In many ways, today's consumers are more savvy than previous generations when it comes to dietary concerns. There is a trend toward eating more whole foods in general, as well as plenty of fresh, locally grown fruits and vegetables. But this is in stark contrast to the dietary trends that our foremothers followed. In fact, plenty of dieting advice from the '90s will make you want a burger right now. Or at least a veggie burger.
Basically, starvation — or at least extreme dietary restrictions — were heavily encouraged. And, counterintuitively, so was the consumption of highly processed foods. It was a lose-lose situation for most any one who wanted to gain control of their dietary habits.
This was a time when advertisers would have you believe the solutions to all of your dietary concerns lay at the bottom of a bag of Snackwell's Devil Food Cookies. Because if there was one true health food in the world, it was a "fat-free" cookie or other packaged snack food. It's no surprise that food culture has taken such a turn away from these ideas in recent years. That said, it's fun to take a look back and marvel at how some of these trends seemed like such a good idea at the time. Sometimes it's a better idea to ignore the fads and trust your gut.
1Try The Grapefruit Diet
Do you remember this ish? It's basically all grapefruit, all the time. Although the original diet dates back to the 1930s, as noted in WebMD, you probably know a friend-of-a-friend who tried it out during its '90s resurgence. According to Healthline, the grapefruit diet is restrictive and could lead people to abandon the plan altogether.
2Only Eat Fat-Free Foods
If one diet trend dominated the 1990s, it was low-fat or fat-free. You could not walk down a single aisle in the supermarket without seeing those terms a thousand times over. Even fast food got into the mix with McDonald's McLean Deluxe burger (and a vintage commercial on YouTube you need to see).

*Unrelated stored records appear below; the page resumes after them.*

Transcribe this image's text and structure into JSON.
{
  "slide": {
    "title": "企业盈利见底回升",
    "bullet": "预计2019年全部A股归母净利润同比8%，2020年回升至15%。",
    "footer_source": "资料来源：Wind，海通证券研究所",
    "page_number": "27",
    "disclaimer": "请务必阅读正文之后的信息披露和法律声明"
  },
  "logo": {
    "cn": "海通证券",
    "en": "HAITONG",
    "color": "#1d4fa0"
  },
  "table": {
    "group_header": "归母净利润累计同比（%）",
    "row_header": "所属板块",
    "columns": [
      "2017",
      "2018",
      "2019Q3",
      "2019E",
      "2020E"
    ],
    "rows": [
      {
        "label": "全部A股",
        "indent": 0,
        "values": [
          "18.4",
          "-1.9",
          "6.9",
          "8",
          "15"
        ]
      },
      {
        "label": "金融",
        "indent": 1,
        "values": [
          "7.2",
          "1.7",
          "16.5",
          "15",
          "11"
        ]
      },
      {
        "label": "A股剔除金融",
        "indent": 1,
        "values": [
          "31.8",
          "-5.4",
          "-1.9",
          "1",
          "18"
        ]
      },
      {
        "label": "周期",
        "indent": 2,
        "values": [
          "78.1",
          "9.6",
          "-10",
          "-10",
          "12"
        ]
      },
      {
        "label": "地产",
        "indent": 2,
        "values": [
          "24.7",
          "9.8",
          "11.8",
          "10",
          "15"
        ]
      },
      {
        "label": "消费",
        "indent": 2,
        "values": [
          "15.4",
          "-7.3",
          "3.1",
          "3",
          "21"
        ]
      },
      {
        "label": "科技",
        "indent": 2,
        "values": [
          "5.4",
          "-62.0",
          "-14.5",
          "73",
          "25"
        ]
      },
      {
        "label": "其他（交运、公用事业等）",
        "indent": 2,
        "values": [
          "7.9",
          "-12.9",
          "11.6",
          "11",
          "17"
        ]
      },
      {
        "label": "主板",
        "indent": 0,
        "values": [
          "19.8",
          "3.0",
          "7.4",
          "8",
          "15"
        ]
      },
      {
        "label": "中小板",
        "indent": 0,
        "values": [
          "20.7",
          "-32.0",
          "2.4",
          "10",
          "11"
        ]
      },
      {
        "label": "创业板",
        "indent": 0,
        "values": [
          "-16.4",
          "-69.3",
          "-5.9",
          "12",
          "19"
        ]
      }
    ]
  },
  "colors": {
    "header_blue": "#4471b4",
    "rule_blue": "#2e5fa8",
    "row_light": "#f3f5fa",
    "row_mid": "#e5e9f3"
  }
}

Unfortunately, this idea had some rather disastrous consequences. According to NPR, the fat-free trend might have caused weight gain for a lot of people, because food manufacturers would "take out the fat; [and] add lots of sugar." Yikes. Oh, and this trend also lead to the whole olestra debacle, a fat substitute that turned chips and french fries into abdominal disasters, as recounted in Time. Thankfully, kale chips don't seem to produce any deleterious effects, so it looks like consumers have much better options now.

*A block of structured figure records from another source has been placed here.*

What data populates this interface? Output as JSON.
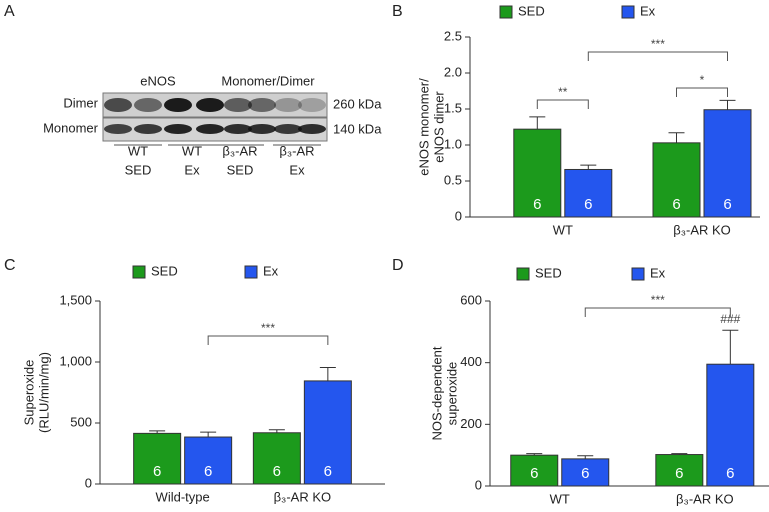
{
  "blot": {
    "panel": "A",
    "header": [
      "eNOS",
      "Monomer/Dimer"
    ],
    "rows": [
      "Dimer",
      "Monomer"
    ],
    "sizes": [
      "260 kDa",
      "140 kDa"
    ],
    "lanes": [
      [
        "WT",
        "SED"
      ],
      [
        "WT",
        "Ex"
      ],
      [
        "β₃-AR",
        "SED"
      ],
      [
        "β₃-AR",
        "Ex"
      ]
    ]
  },
  "chart_data": [
    {
      "type": "bar",
      "panel": "B",
      "categories": [
        "WT",
        "β₃-AR KO"
      ],
      "series": [
        {
          "name": "SED",
          "color": "#1c9a1c",
          "values": [
            1.22,
            1.03
          ],
          "errors": [
            0.17,
            0.14
          ],
          "n_labels": [
            "6",
            "6"
          ]
        },
        {
          "name": "Ex",
          "color": "#2456ee",
          "values": [
            0.66,
            1.49
          ],
          "errors": [
            0.06,
            0.13
          ],
          "n_labels": [
            "6",
            "6"
          ]
        }
      ],
      "ylabel": [
        "eNOS monomer/",
        "eNOS dimer"
      ],
      "ylim": [
        0,
        2.5
      ],
      "yticks": [
        0,
        0.5,
        {
          "value": 1,
          "label": "1.0"
        },
        1.5,
        {
          "value": 2,
          "label": "2.0"
        },
        2.5
      ],
      "annotations": [
        {
          "text": "**"
        },
        {
          "text": "*"
        },
        {
          "text": "***"
        }
      ]
    },
    {
      "type": "bar",
      "panel": "C",
      "categories": [
        "Wild-type",
        "β₃-AR KO"
      ],
      "series": [
        {
          "name": "SED",
          "color": "#1c9a1c",
          "values": [
            415,
            420
          ],
          "errors": [
            20,
            25
          ],
          "n_labels": [
            "6",
            "6"
          ]
        },
        {
          "name": "Ex",
          "color": "#2456ee",
          "values": [
            385,
            845
          ],
          "errors": [
            40,
            110
          ],
          "n_labels": [
            "6",
            "6"
          ]
        }
      ],
      "ylabel": [
        "Superoxide",
        "(RLU/min/mg)"
      ],
      "ylim": [
        0,
        1500
      ],
      "yticks": [
        0,
        500,
        {
          "value": 1000,
          "label": "1,000"
        },
        {
          "value": 1500,
          "label": "1,500"
        }
      ],
      "annotations": [
        {
          "text": "***"
        }
      ]
    },
    {
      "type": "bar",
      "panel": "D",
      "categories": [
        "WT",
        "β₃-AR KO"
      ],
      "series": [
        {
          "name": "SED",
          "color": "#1c9a1c",
          "values": [
            100,
            102
          ],
          "errors": [
            5,
            3
          ],
          "n_labels": [
            "6",
            "6"
          ]
        },
        {
          "name": "Ex",
          "color": "#2456ee",
          "values": [
            88,
            395
          ],
          "errors": [
            10,
            110
          ],
          "n_labels": [
            "6",
            "6"
          ]
        }
      ],
      "ylabel": [
        "NOS-dependent",
        "superoxide"
      ],
      "ylim": [
        0,
        600
      ],
      "yticks": [
        0,
        200,
        400,
        600
      ],
      "annotations": [
        {
          "text": "***"
        },
        {
          "text": "###"
        }
      ]
    }
  ]
}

Sure, the premise sounded good: there's a pill for almost every ailment, so why not dieting? But the reality of diet pills in the '90s was much different. For instance, the weight-loss drug Fen-Phen was withdrawn from the market by the U.S. Food and Drug Administration in 1997 due to its potential risks to the heart.
Ah, yes: the era of bun-less hamburgers. In the late '90s (and into the early '00s), the Atkins Diet was all the rage, with people everywhere eschewing carbs and starches for protein. But even this long-lived fad diet had a drop-off point, and by 2003 the Independent reported the Atkins diet was no easier to follow than other dietary programs.

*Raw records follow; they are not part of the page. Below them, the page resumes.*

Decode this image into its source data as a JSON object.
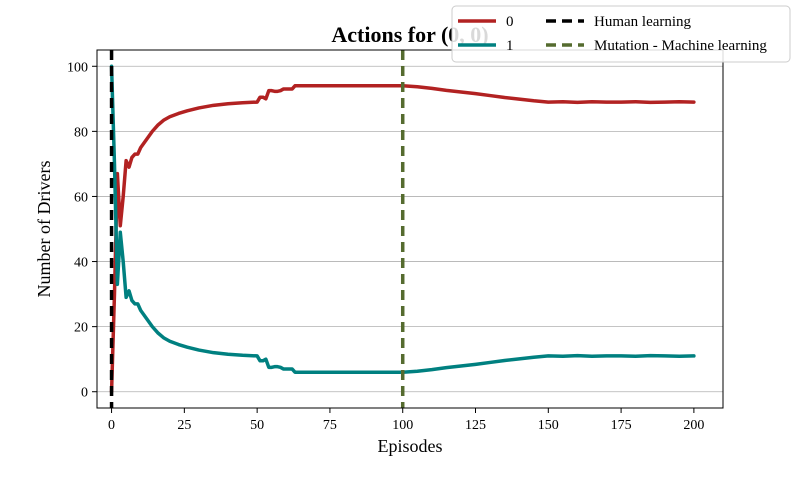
{
  "chart_data": {
    "type": "line",
    "title": "Actions for (0, 0)",
    "xlabel": "Episodes",
    "ylabel": "Number of Drivers",
    "xlim": [
      -5,
      210
    ],
    "ylim": [
      -5,
      105
    ],
    "xticks": [
      0,
      25,
      50,
      75,
      100,
      125,
      150,
      175,
      200
    ],
    "yticks": [
      0,
      20,
      40,
      60,
      80,
      100
    ],
    "grid": "horizontal",
    "legend_position": "top-right",
    "series": [
      {
        "name": "0",
        "color": "#b22222",
        "x": [
          0,
          1,
          2,
          3,
          4,
          5,
          6,
          7,
          8,
          9,
          10,
          12,
          14,
          16,
          18,
          20,
          23,
          26,
          30,
          35,
          40,
          45,
          50,
          51,
          52,
          53,
          54,
          55,
          56,
          57,
          58,
          59,
          60,
          61,
          62,
          63,
          64,
          70,
          80,
          90,
          100,
          105,
          110,
          115,
          120,
          125,
          130,
          135,
          140,
          145,
          150,
          155,
          160,
          165,
          170,
          175,
          180,
          185,
          190,
          195,
          200
        ],
        "y": [
          0,
          30,
          67,
          51,
          60,
          71,
          69,
          72,
          73,
          73,
          75,
          77.5,
          80,
          82,
          83.5,
          84.5,
          85.5,
          86.3,
          87.2,
          88,
          88.5,
          88.8,
          89,
          90.5,
          90.5,
          90,
          92.5,
          92.5,
          92.3,
          92.3,
          92.5,
          93,
          93,
          93,
          93,
          94,
          94,
          94,
          94,
          94,
          94,
          93.7,
          93.2,
          92.6,
          92.1,
          91.6,
          91,
          90.4,
          89.9,
          89.4,
          89,
          89.1,
          88.9,
          89.1,
          89,
          89,
          89.1,
          88.9,
          89,
          89.1,
          89
        ]
      },
      {
        "name": "1",
        "color": "#008080",
        "x": [
          0,
          1,
          2,
          3,
          4,
          5,
          6,
          7,
          8,
          9,
          10,
          12,
          14,
          16,
          18,
          20,
          23,
          26,
          30,
          35,
          40,
          45,
          50,
          51,
          52,
          53,
          54,
          55,
          56,
          57,
          58,
          59,
          60,
          61,
          62,
          63,
          64,
          70,
          80,
          90,
          100,
          105,
          110,
          115,
          120,
          125,
          130,
          135,
          140,
          145,
          150,
          155,
          160,
          165,
          170,
          175,
          180,
          185,
          190,
          195,
          200
        ],
        "y": [
          100,
          70,
          33,
          49,
          40,
          29,
          31,
          28,
          27,
          27,
          25,
          22.5,
          20,
          18,
          16.5,
          15.5,
          14.5,
          13.7,
          12.8,
          12,
          11.5,
          11.2,
          11,
          9.5,
          9.5,
          10,
          7.5,
          7.5,
          7.7,
          7.7,
          7.5,
          7,
          7,
          7,
          7,
          6,
          6,
          6,
          6,
          6,
          6,
          6.3,
          6.8,
          7.4,
          7.9,
          8.4,
          9,
          9.6,
          10.1,
          10.6,
          11,
          10.9,
          11.1,
          10.9,
          11,
          11,
          10.9,
          11.1,
          11,
          10.9,
          11
        ]
      }
    ],
    "vlines": [
      {
        "name": "Human learning",
        "x": 0,
        "color": "#000000"
      },
      {
        "name": "Mutation - Machine learning",
        "x": 100,
        "color": "#556b2f"
      }
    ]
  }
}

It you walked into a bookstore in the mid-to-late '90s, chances are you were confronted by giant stacks of Enter the Zone books by Barry Sears. The Zone diet followed a combination of carbs, fat, and proteins that apparently help your body work more efficiently. According to WebMD, the diet's weight loss goals of about one pound per week are reasonable, although it is unlikely that all of the weight loss will be purely fat and not water or muscle.